The point of the law is a good one: keeping underage people from buying tobacco products. And by all counts, it’s worked: Tobacco use among youth in Nevada is down considerably, Hafen says.

But here’s a question: What happens to that information when it’s scanned?

Lobbyists for Nevada’s grocery and convenience stores say their members don’t keep any data permanently. (Some convenience stores may keep it for a short time, as proof they conducted a check in the event there’s a police sting. Clerks who fail to scan a license risk incurring a $100 fine.)

But keeping that information? Selling it to a third party? That doesn’t happen, lobbyists say.
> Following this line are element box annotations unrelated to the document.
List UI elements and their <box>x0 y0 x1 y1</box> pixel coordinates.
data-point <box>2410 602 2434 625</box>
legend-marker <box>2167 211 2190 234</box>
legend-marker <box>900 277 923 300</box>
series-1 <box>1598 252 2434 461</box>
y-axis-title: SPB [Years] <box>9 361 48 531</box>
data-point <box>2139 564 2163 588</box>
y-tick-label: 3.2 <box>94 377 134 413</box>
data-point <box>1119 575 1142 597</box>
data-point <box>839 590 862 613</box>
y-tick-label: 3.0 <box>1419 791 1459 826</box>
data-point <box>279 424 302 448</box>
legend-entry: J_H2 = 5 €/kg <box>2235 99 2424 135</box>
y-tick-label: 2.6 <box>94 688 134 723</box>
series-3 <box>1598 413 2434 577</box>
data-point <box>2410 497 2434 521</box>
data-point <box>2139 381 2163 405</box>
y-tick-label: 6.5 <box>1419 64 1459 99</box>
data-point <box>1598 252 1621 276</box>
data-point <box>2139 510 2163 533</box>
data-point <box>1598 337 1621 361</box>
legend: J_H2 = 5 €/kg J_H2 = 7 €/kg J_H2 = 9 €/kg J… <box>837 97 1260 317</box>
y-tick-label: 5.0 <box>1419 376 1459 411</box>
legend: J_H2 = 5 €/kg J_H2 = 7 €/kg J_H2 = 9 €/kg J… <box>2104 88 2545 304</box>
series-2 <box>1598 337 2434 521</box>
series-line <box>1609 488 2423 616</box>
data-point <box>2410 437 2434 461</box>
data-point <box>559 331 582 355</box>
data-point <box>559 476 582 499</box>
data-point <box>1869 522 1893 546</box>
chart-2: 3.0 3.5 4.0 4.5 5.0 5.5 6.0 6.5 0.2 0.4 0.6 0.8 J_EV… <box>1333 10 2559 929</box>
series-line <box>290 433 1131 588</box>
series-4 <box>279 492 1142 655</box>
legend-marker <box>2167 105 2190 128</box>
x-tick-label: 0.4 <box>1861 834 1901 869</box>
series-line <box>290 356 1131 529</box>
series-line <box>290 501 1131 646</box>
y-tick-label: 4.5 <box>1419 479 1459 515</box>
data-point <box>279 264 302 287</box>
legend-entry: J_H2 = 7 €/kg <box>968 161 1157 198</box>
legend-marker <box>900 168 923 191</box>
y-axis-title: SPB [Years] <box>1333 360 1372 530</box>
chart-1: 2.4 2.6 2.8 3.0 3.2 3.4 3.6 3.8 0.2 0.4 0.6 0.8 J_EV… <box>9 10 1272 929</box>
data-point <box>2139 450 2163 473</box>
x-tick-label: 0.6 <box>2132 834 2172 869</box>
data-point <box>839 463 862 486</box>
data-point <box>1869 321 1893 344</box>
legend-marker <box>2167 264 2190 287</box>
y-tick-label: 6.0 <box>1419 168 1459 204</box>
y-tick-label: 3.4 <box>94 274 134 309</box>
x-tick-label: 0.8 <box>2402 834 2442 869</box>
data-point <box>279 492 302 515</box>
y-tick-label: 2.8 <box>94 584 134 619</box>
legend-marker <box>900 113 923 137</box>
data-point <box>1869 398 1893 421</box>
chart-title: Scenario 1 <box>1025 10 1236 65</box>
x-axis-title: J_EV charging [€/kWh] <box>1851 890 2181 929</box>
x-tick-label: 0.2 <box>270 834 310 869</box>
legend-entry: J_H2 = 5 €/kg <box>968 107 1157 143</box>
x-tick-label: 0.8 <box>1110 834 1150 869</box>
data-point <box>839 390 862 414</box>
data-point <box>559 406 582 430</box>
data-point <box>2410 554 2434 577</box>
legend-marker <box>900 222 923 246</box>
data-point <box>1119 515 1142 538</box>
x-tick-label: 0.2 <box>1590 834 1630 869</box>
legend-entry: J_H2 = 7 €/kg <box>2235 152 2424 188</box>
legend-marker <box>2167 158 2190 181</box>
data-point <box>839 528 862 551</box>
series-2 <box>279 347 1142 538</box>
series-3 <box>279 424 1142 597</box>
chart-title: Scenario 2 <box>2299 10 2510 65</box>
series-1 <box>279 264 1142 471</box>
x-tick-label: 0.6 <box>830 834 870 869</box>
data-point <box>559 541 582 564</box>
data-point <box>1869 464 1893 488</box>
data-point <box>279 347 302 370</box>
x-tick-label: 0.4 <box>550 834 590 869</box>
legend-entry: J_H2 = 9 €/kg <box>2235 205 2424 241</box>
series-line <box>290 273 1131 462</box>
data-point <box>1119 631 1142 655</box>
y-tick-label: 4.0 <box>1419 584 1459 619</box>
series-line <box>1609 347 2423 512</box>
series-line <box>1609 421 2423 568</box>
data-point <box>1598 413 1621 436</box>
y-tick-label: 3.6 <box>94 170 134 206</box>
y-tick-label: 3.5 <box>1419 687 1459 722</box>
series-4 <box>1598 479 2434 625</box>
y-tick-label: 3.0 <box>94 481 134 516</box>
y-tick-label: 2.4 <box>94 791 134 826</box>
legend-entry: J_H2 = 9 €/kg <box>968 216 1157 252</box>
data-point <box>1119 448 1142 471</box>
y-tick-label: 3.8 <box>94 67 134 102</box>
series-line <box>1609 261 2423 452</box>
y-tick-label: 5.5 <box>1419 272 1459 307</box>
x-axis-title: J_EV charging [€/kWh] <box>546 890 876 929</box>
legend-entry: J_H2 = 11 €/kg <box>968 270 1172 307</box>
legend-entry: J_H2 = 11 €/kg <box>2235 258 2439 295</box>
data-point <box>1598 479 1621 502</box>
Still, there doesn’t appear to be a law that directly prohibits collection of that information, either. Chapter 603A of the Nevada Revised Statutes regulates personal information collection, but defines covered consumer information as that “collected by an operator through an Internet website or online service and maintained by the operator or a data broker in an accessible form.”

The information gleaned from scanning a license is collected in person, at store counters. And unlike customer loyalty programs or business relationships in which you opt-in to provide your personal information, this is a state mandate on both retailer and consumer.

It’s easy to see how the information could be useful for marketing purposes or for health insurance companies. It just takes a data entrepreneur to see the possibilities.

The good news is there’s a fairly easy fix: an amendment that would prohibit retailers from retaining ID information, except perhaps for a limited time to prove compliance. Add a line that says the information cannot be sold or transferred to a third party, and we’re done.

Representatives of the state’s grocery stores, convenience stores and the Nevada Resort Association (which distributes tobacco to customers on the 21-and-over gaming floor) say they would have no problem with such an amendment. And there are at least two bills pending related to ID checks where that amendment might be germane.

“I’d absolutely support that,” Hafen said.

The only concern — it would be a law prohibiting something that no one appears to be doing currently — is obviated by the reality that just because it’s not happening now doesn’t mean it won’t happen. Better to act now and be sure than to react later. And with apparent unanimity on the subject, the only thing we need is for somebody to write it up.